Passives are likely to see the fastest growth

 

February 2019, London. Bond fund providers have good reason to be positive, with the re-emergence of volatility likely to generate some exciting returns in 2019, especially in high yield. So says the latest issue of The Cerulli Edge―European Monthly Product Trends.

Bonds suffered late last year, partly due to the anticipation of the effects of the end of quantitative easing programs in various parts of the world, says Cerulli Associates, a global research and consulting firm. Most bond funds experienced negative performance and outflows followed, with high-yield bond funds hardest hit on both counts.

“However, in the first few weeks of 2019 there was a resurgence in certain quarters of the bond market as investors sought safety,” says André Schnurrenberger, managing director, Europe at Cerulli. “And there is no place safer than German government bonds. Yields on 10-year German government bonds touched 0.08% in early February. There could yet be a return to the situation of 2016, when investors were paying to hold German debt.”

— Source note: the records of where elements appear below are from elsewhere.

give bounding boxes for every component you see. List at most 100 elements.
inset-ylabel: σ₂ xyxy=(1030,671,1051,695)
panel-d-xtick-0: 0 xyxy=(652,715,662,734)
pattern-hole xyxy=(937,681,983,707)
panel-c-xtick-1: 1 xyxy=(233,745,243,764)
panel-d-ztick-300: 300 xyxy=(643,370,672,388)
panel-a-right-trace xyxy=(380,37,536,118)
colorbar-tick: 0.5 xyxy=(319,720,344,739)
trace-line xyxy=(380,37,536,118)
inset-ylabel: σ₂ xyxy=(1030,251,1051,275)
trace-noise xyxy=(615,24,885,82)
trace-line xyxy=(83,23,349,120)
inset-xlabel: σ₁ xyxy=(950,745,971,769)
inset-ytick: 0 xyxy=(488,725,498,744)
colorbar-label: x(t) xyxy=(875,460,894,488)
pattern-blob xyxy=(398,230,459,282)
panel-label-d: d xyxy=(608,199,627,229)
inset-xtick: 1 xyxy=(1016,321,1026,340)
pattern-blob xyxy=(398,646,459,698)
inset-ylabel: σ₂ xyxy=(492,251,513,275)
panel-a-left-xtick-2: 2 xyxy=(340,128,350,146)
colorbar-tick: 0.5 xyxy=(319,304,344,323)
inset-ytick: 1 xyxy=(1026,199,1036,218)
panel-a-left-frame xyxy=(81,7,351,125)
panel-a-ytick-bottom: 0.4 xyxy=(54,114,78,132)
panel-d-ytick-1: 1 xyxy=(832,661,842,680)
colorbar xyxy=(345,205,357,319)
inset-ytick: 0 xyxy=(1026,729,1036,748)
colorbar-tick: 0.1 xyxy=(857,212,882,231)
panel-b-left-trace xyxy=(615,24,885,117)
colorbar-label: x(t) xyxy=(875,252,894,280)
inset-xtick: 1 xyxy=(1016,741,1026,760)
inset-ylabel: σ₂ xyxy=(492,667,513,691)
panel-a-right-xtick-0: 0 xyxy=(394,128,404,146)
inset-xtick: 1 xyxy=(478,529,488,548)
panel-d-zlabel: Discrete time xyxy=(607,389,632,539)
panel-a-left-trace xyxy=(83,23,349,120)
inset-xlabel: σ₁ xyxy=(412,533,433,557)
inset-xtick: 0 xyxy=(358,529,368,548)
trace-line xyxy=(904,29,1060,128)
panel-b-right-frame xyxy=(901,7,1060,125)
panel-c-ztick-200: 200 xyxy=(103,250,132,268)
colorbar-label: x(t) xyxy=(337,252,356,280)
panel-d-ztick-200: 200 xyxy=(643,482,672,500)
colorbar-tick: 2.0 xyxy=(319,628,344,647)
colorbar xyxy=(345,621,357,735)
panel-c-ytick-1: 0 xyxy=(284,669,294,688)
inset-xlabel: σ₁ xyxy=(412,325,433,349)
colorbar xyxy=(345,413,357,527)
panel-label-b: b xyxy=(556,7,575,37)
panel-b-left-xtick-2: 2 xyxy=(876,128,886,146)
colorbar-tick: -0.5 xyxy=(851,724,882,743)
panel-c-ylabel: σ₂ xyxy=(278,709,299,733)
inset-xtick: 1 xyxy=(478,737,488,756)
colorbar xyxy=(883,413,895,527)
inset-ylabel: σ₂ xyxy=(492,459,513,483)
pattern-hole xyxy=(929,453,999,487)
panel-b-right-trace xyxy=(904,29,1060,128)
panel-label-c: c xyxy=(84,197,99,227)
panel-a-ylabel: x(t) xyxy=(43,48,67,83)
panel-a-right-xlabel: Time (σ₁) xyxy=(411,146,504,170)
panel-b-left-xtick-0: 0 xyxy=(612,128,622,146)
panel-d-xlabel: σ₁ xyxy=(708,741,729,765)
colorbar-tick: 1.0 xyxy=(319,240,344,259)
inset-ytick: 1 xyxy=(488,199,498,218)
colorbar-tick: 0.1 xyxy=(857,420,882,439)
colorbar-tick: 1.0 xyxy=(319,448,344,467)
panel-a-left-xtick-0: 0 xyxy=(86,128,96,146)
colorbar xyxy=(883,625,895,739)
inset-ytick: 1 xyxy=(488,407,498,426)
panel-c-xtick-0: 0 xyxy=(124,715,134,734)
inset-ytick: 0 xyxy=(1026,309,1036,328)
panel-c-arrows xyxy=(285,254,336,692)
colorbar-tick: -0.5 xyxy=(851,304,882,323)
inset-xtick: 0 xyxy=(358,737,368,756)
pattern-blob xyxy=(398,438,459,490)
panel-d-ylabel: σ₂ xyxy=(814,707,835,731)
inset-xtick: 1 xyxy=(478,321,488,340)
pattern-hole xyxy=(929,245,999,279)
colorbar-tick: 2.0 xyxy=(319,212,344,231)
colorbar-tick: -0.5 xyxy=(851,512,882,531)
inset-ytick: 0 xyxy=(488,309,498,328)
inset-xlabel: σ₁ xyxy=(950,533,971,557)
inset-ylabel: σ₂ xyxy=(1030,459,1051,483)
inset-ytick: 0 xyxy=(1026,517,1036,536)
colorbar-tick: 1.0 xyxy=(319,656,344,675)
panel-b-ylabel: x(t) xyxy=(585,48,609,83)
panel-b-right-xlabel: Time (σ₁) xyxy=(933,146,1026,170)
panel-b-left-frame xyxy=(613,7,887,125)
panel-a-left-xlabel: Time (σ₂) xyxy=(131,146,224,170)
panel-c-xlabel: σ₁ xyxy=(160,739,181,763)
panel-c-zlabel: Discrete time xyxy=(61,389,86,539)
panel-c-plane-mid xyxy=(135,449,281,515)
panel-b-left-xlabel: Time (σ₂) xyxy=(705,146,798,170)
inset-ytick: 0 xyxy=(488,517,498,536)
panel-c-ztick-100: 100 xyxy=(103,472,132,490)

Volatility, he says, means that better opportunities in credit may lie ahead. “We don’t believe that investors coming in now have missed the rally.”

Investors looking higher up the risk curve while staying within fixed income will see more scope for gains in high-yield bonds and emerging markets (EM), says Schnurrenberger. “Such investors are increasingly favoring the passive route, although the surge in such products is from a low base. Exchange-traded funds are growing fastest.”

Cerulli maintains that the marketplace is not as crowded as it might appear, leaving providers with room for further growth and competing products.

Active funds will continue seeking to leverage their expertise in EM debt to help them outperform benchmarks.

Other Findings:

  • The French fund market remained relatively stagnant during 2018, attracting net new flows of just €584 million (US$660 million). Property funds performed the best, with net inflows of €2.1 billion. Although French distributors are generally open to working with new asset managers, Cerulli research suggests that some want to work with fewer managers. “It is becoming increasingly important for asset managers to provide value to distributors by collaborating on events, producing content for distributors, or offering tailored solutions,” says Schnurrenberger.
  • In Germany, mixed-asset funds fared best in terms of flows in 2018, attracting €7.6 billion, followed by property funds with €4.3 billion. Germany's equity funds did better than those in other European markets, accounting for €3.9 billion in net inflows during the year, largely driven by active global equity funds. Cerulli notes that demand for smart beta is on the rise among German institutional investors seeking to cut costs. In addition, the country’s private banks are increasingly considering environmental, social, and governance integration in alternative strategies.